De Neanderthaler ging de wetenschappelijke literatuur in met de ontdekking van de fossielen in 1856 in de Neander Vallei in de buurt van de Duitse stad Düsseldorf. De krommingen in zijn schedel en beenderen werd door de evolutionisten als een veronderstelde primitieve menselijke soort beschouwd.
In 1908 werd een bijna compleet skelet omschreven als behorend tot de Neanderthaler gevonden in de Franse regio van La Chapelle-aux-Saints. De botten werden opnieuw in elkaar gezet door de beroemde paleontoloog en geoloog uit de tijd Marcellin Boule.

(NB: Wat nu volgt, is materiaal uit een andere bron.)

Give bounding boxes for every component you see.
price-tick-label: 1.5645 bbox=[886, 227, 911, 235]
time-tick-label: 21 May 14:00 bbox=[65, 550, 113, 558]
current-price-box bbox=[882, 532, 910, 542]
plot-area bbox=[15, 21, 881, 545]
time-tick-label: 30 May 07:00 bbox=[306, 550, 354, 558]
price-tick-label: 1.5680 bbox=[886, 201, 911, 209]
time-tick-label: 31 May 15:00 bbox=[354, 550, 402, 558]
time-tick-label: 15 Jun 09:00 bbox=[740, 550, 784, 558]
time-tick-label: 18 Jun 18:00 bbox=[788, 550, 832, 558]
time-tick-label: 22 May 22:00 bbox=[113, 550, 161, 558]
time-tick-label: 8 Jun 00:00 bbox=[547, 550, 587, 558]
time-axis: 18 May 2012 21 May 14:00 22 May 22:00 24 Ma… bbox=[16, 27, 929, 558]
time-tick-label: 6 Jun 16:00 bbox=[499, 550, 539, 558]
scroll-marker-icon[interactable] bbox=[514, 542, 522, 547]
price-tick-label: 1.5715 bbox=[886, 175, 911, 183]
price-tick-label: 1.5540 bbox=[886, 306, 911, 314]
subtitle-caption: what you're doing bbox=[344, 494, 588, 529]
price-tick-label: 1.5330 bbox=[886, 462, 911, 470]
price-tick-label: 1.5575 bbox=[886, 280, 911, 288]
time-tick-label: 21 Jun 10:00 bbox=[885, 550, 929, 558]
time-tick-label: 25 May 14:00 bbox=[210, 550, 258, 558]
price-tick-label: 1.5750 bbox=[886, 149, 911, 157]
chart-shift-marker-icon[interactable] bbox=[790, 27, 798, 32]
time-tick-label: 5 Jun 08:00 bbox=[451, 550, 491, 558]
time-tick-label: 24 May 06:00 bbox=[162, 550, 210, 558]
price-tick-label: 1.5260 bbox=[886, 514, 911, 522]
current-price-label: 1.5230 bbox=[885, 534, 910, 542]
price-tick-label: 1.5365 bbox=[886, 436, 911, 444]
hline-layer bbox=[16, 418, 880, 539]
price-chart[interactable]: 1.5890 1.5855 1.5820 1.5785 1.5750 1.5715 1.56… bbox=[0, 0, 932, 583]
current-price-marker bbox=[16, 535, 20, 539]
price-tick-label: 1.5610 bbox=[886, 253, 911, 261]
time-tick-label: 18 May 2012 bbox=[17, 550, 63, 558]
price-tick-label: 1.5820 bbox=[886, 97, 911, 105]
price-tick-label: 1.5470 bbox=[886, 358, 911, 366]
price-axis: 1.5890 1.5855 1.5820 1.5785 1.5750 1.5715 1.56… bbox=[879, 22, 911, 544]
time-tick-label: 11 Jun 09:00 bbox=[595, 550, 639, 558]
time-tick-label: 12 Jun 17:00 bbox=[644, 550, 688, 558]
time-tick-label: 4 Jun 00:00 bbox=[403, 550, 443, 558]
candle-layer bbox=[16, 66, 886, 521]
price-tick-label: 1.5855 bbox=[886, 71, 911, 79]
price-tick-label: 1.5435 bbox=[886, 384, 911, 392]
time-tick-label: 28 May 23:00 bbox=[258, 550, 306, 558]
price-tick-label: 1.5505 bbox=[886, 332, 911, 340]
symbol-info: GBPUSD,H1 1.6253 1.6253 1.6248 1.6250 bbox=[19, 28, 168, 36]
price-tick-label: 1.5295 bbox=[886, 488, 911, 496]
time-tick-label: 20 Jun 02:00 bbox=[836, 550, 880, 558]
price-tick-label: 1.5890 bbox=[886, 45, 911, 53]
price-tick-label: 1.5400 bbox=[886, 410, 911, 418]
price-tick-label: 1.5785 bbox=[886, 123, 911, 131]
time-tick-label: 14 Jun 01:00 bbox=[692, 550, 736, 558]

De Neanderthaler man die te voorschijn kwam uit deze hermontage had een gebogen houding en een vooruitstekende schedel. Zijn benen waren ook gesloten bij de gewrichten, dat betekent dat het geen volledig rechtopstaand postuur had.
Dankzij deze verschijning, werd de indruk gewekt in de gedachten van de mensen dat de Neanderthaler een primitief wezen was. Neanderthalers werden ook afgebeeld als aap-man in fictieve illustraties.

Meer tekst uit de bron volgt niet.